La mort de cette figure de la mouvance djihadiste saharo-sahélienne a été célébrée le 16 septembre par la France, à travers un tweet du président Emmanuel Macron suivi d’une conférence de presse de sa ministre des Armées. « Grâce à une manœuvre de renseignement de longue haleine et grâce à plusieurs opérations de capture de combattants proches d’Adnan Abou Walid Al Sahraoui, la Force Barkhane avait réussi à identifier plusieurs milieux d’intérêts où ce dernier était susceptible de se terrer.
À la mi-août, nous avons pris la décision de lancer l’opération visant ces lieux. C’est dans ce cadre que des opérations aériennes ont été conduites et que l’une d’elle a atteint sa cible », s’est félicité Florence Parly.
Selon la ministre des armées, la neutralisation du chef de la filiale sahélienne de l’EI « porte un coup décisif au commandement de Daesh au Sahel, mais aussi à sa cohésion, car l’EIGS aura des difficultés à remplacer son émir par une figure qui dispose de la même envergure ».
Cette affirmation de Florence Parly semble se confirmer car depuis plus de deux mois après la mort de son émir, l’ex-EIGS n’a pas de nouveau chef. En tout cas pas officiellement.
Abou al Bara al-Sahraoui, le nouvel émir ?

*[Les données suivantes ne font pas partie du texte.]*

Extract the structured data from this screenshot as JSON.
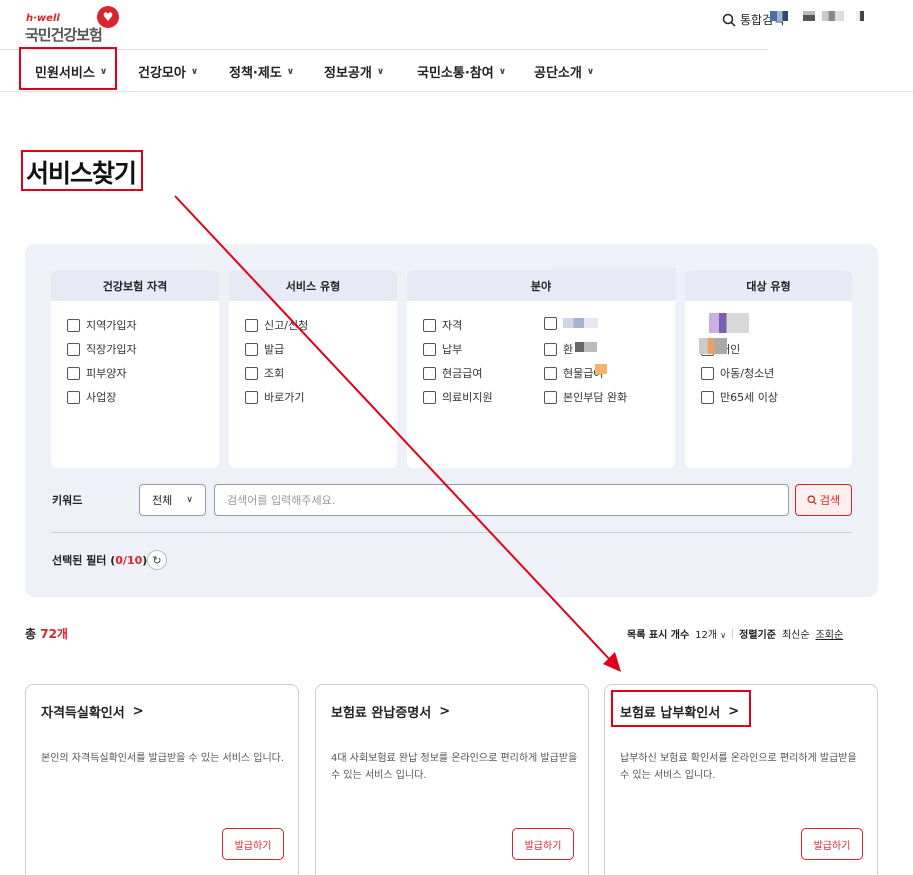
{
  "header": {
    "logo_small": "h·well",
    "logo_main": "국민건강보험",
    "logo_icon": "heart-icon",
    "search_label": "통합검색",
    "search_icon": "search-icon"
  },
  "nav": {
    "items": [
      {
        "label": "민원서비스"
      },
      {
        "label": "건강모아"
      },
      {
        "label": "정책·제도"
      },
      {
        "label": "정보공개"
      },
      {
        "label": "국민소통·참여"
      },
      {
        "label": "공단소개"
      }
    ]
  },
  "page_title": "서비스찾기",
  "filters": {
    "groups": [
      {
        "title": "건강보험 자격",
        "options": [
          "지역가입자",
          "직장가입자",
          "피부양자",
          "사업장"
        ]
      },
      {
        "title": "서비스 유형",
        "options": [
          "신고/신청",
          "발급",
          "조회",
          "바로가기"
        ]
      },
      {
        "title": "분야",
        "options_col1": [
          "자격",
          "납부",
          "현금급여",
          "의료비지원"
        ],
        "options_col2": [
          "",
          "환",
          "현물급여",
          "본인부담 완화"
        ]
      },
      {
        "title": "대상 유형",
        "options": [
          "",
          "애인",
          "아동/청소년",
          "만65세 이상"
        ]
      }
    ]
  },
  "keyword": {
    "label": "키워드",
    "select_value": "전체",
    "placeholder": "검색어를 입력해주세요.",
    "search_button": "검색"
  },
  "selected_filter": {
    "label": "선택된 필터 (",
    "count": "0/10",
    "close": ")"
  },
  "results": {
    "total_prefix": "총 ",
    "total_count": "72개",
    "list_count_label": "목록 표시 개수",
    "list_count_value": "12개",
    "sort_label": "정렬기준",
    "sort_latest": "최신순",
    "sort_views": "조회순"
  },
  "services": [
    {
      "title": "자격득실확인서",
      "desc": "본인의 자격득실확인서를 발급받을 수 있는 서비스 입니다.",
      "button": "발급하기"
    },
    {
      "title": "보험료 완납증명서",
      "desc": "4대 사회보험료 완납 정보를 온라인으로 편리하게 발급받을 수 있는 서비스 입니다.",
      "button": "발급하기"
    },
    {
      "title": "보험료 납부확인서",
      "desc": "납부하신 보험료 확인서를 온라인으로 편리하게 발급받을 수 있는 서비스 입니다.",
      "button": "발급하기"
    }
  ],
  "colors": {
    "accent_red": "#d9232d",
    "highlight_red": "#e1001a",
    "panel_bg": "#eef1f7",
    "card_header_bg": "#e7eaf5"
  }
}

Le président de la Plateforme et secrétaire général du Groupe autodéfense touareg Imghad et alliés (GATIA), a annoncé le 28 octobre dernier la désignation par « l’EI, d’Abdoul Bara al Ansari Assahraoui » comme nouvel émir. D'autres sources parlent plutôt d'Abou al Bara al Sahraoui. Il serait un vétéran du jihad qui fait la navette entre le Sahel et la Libye. L’État Islamique n’a pas officiellement communiqué sur la succession d’Adnan Abou Walid al Sahraoui.

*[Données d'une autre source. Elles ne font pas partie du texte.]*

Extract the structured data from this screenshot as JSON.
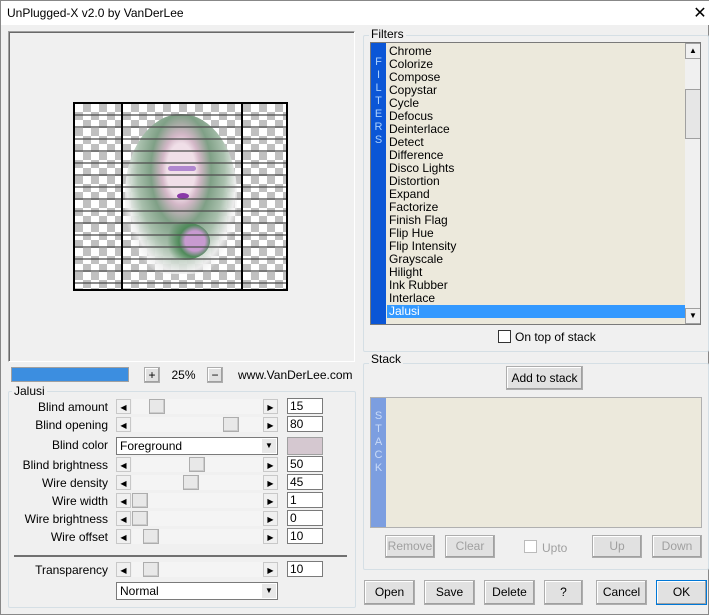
{
  "window": {
    "title": "UnPlugged-X v2.0 by VanDerLee",
    "close_icon": "close-icon"
  },
  "preview": {
    "progress_percent": 100,
    "zoom_in_label": "+",
    "zoom_value": "25%",
    "zoom_out_label": "−",
    "url": "www.VanDerLee.com"
  },
  "params": {
    "group_label": "Jalusi",
    "sliders": [
      {
        "label": "Blind amount",
        "value": "15",
        "fraction": 0.15
      },
      {
        "label": "Blind opening",
        "value": "80",
        "fraction": 0.8
      },
      {
        "label": "Blind brightness",
        "value": "50",
        "fraction": 0.5
      },
      {
        "label": "Wire density",
        "value": "45",
        "fraction": 0.45
      },
      {
        "label": "Wire width",
        "value": "1",
        "fraction": 0.0
      },
      {
        "label": "Wire brightness",
        "value": "0",
        "fraction": 0.0
      },
      {
        "label": "Wire offset",
        "value": "10",
        "fraction": 0.1
      }
    ],
    "blind_color": {
      "label": "Blind color",
      "selected": "Foreground",
      "swatch": "#d5c8d0"
    },
    "transparency": {
      "label": "Transparency",
      "value": "10",
      "fraction": 0.1
    },
    "blend_mode": "Normal"
  },
  "filters": {
    "group_label": "Filters",
    "strip_text": "FILTERS",
    "items": [
      "Chrome",
      "Colorize",
      "Compose",
      "Copystar",
      "Cycle",
      "Defocus",
      "Deinterlace",
      "Detect",
      "Difference",
      "Disco Lights",
      "Distortion",
      "Expand",
      "Factorize",
      "Finish Flag",
      "Flip Hue",
      "Flip Intensity",
      "Grayscale",
      "Hilight",
      "Ink Rubber",
      "Interlace",
      "Jalusi"
    ],
    "selected": "Jalusi",
    "on_top_label": "On top of stack",
    "on_top_checked": false,
    "accent": "#3399ff"
  },
  "stack": {
    "group_label": "Stack",
    "add_label": "Add to stack",
    "strip_text": "STACK",
    "remove_label": "Remove",
    "clear_label": "Clear",
    "upto_label": "Upto",
    "up_label": "Up",
    "down_label": "Down"
  },
  "footer": {
    "open": "Open",
    "save": "Save",
    "delete": "Delete",
    "help": "?",
    "cancel": "Cancel",
    "ok": "OK"
  }
}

Jusque-là, il s’est contenté de confirmer sa mort à travers sa revue hebdomadaire « Al Naba ». D’abord un hommage aux morts a été illustré d’une photo du djihadiste sahraoui avant que la deuxième partie de son interview ne soit publiée dans le numéro suivant. Une manière pour l’État Islamique de lui rendre un hommage posthume. Explicitement, un message est adressé aux djihadistes ou aspirants dont le moral peut être entamé par la mort de cette figure du terrorisme en Afrique de l’Ouest.
Cependant, l’intronisation d’un nouveau commandant annoncée par Fahad Ag Almahmoud doit être prise au sérieux pour la simple raison qu’il a annoncé en exclusivité la mort d’Al Sahraoui, cinq jours après l’opération de Barkhane.

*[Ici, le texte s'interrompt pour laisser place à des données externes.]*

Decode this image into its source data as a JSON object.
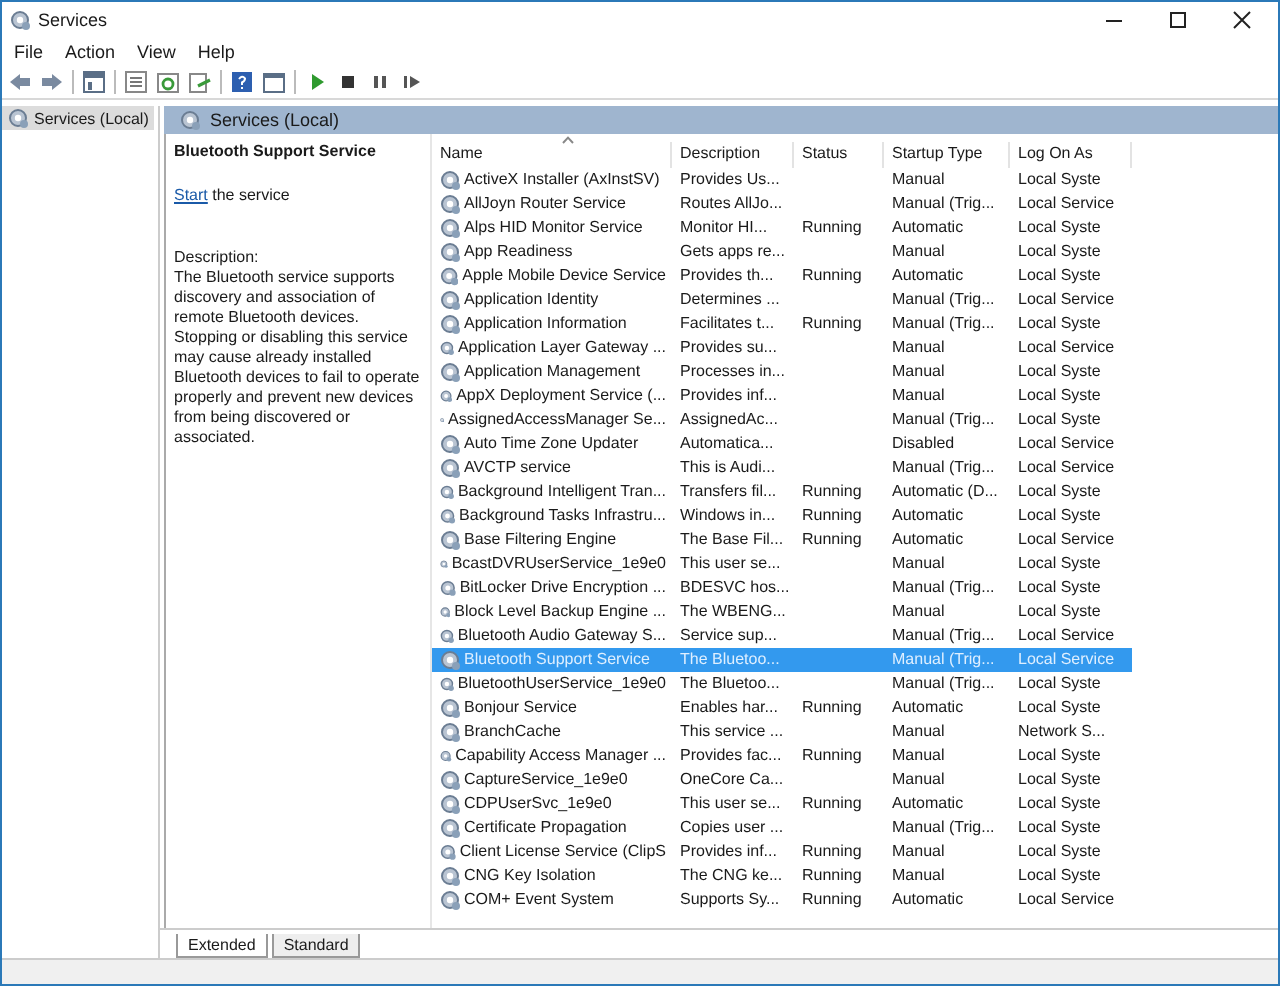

Mais la prudence recommande d’attendre un communiqué officiel de l’organisation qui peut entretenir le suspense autour de la succession d’Al Sahraoui pour plusieurs raisons.
Comme l’a souligné la ministre française des Armées, l’ancien cadre du Mouvement pour l’Unicité et le jihad en Afrique de l’Ouest (MUJAO) est difficilement substituable eu égard à son envergure.
Ancien du Polisario, Adnan Abou Walid al Sahraoui est arrivé au Mali vers 2010 et devient l'un des caciques du Mouvement pour l'Unicité et le jihad (MUJAO) créé par des dissidents d'Al Qaida au Maghreb Islamique (MUJAO). Lorsque le MUJAO fusionne avec la Brigade des Signataires par le Sang de l'Algérien Mokhtar Belmokhtar pour former Al Mourabitoune en 2013, al Sahraoui suit la cadence. C'est d'ailleurs au nom de ce groupe qu'il fait allégeance à l’État Islamique en 2015. Désavoué par Belmokhtar, sa soumission est acceptée un an plus tard par l'EI qui ne lui confère pas pour autant le statut de « Wilaya ». Après quelques petites attaques à la frontière avec le Burkina Faso, l'ex-EIGS passe à la vitesse supérieure en octobre 2017 en tuant des bérets verts américains, dans le sud-ouest du Niger, à Tongo-Tongo.
Requinqué par cette opération, le groupe est absorbé par la Province de l’État Islamique en Afrique de l'Ouest en 2019. Année de son affirmation dans la région des trois frontières à travers d'attaques meurtrières contre les armées malienne, nigérienne et burkinabé. Le sommet de Pau organisé en janvier 2020 désigne l’ex-EIGS ennemi numéro de la France et de ses partenaires du G5 Sahel.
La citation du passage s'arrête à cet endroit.